Reducing the Footprint of Multi-Vector Retrieval with Minimal Performance Impact via Token Pooling
Benjamin Clavié, Antoine Chaffin, Griffin Adams
2024-09-27

Summary
This paper talks about a new method called token pooling that helps improve multi-vector retrieval systems, like ColBERT, by reducing the number of stored vectors while keeping performance high. This makes it easier and more efficient to search through large amounts of data.
What's the problem?
Multi-vector retrieval methods, which break down documents into smaller parts (tokens) for better searching, can require a lot of storage and memory because they generate many vectors for each token. This can make it difficult to use these methods in practice, as they become resource-intensive and slow. The challenge is to find a way to reduce the number of vectors without sacrificing the quality of search results.
What's the solution?
The researchers propose a token pooling approach that clusters similar tokens together and averages their representations. By doing this, they can significantly reduce the number of vectors that need to be stored—by up to 75%—while maintaining a high level of accuracy in search results. This method does not require any changes to the existing models or complex processing during searches, making it easy to implement.
Why it matters?
This research is important because it enhances the efficiency of multi-vector retrieval systems, allowing them to handle larger datasets without needing excessive resources. By improving storage and memory usage while keeping performance high, this method can make advanced search technologies more accessible and practical for various applications, such as information retrieval and data analysis.
Abstract
Over the last few years, multi-vector retrieval methods, spearheaded by ColBERT, have become an increasingly popular approach to Neural IR. By storing representations at the token level rather than at the document level, these methods have demonstrated very strong retrieval performance, especially in out-of-domain settings.
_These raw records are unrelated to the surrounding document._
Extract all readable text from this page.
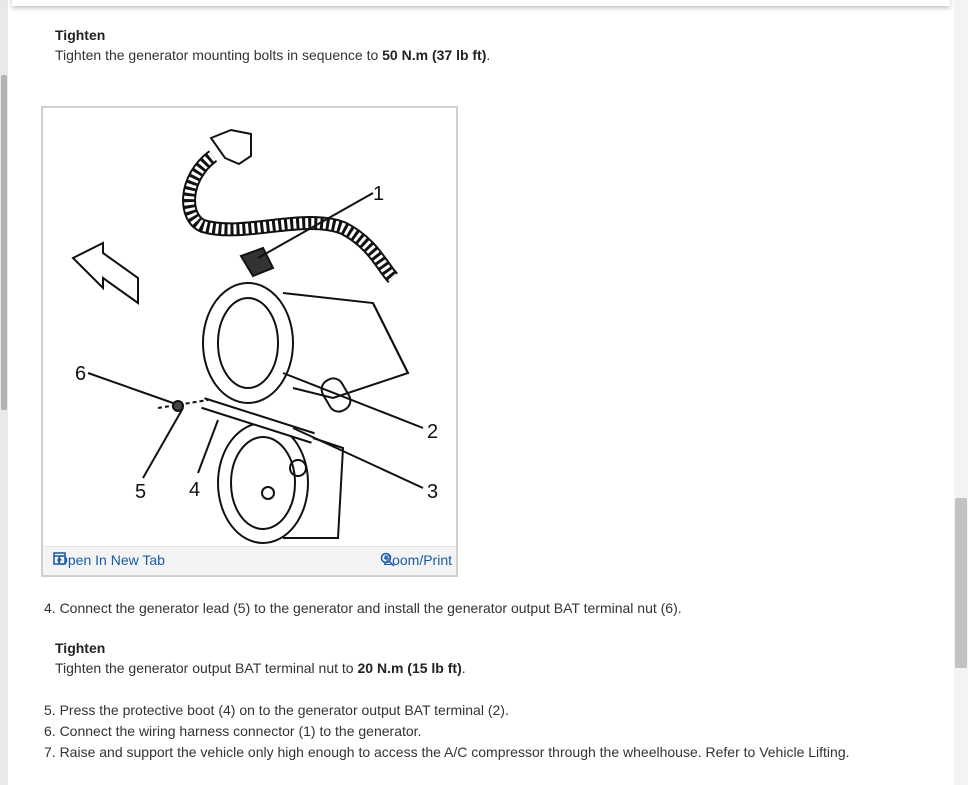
Tighten
Tighten the generator mounting bolts in sequence to 50 N.m (37 lb ft).
1
2
3
4
5
6
Open In New Tab	Zoom/Print
4. Connect the generator lead (5) to the generator and install the generator output BAT terminal nut (6).
Tighten
Tighten the generator output BAT terminal nut to 20 N.m (15 lb ft).
5. Press the protective boot (4) on to the generator output BAT terminal (2).
6. Connect the wiring harness connector (1) to the generator.
7. Raise and support the vehicle only high enough to access the A/C compressor through the wheelhouse. Refer to Vehicle Lifting.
However, the storage and memory requirements necessary to store the large number of associated vectors remain an important drawback, hindering practical adoption. In this paper, we introduce a simple clustering-based token pooling approach to aggressively reduce the number of vectors that need to be stored. This method can reduce the space & memory footprint of ColBERT indexes by 50% with virtually no retrieval performance degradation. This method also allows for further reductions, reducing the vector count by 66%-to-75% , with degradation remaining below 5% on a vast majority of datasets. Importantly, this approach requires no architectural change nor query-time processing, and can be used as a simple drop-in during indexation with any ColBERT-like model.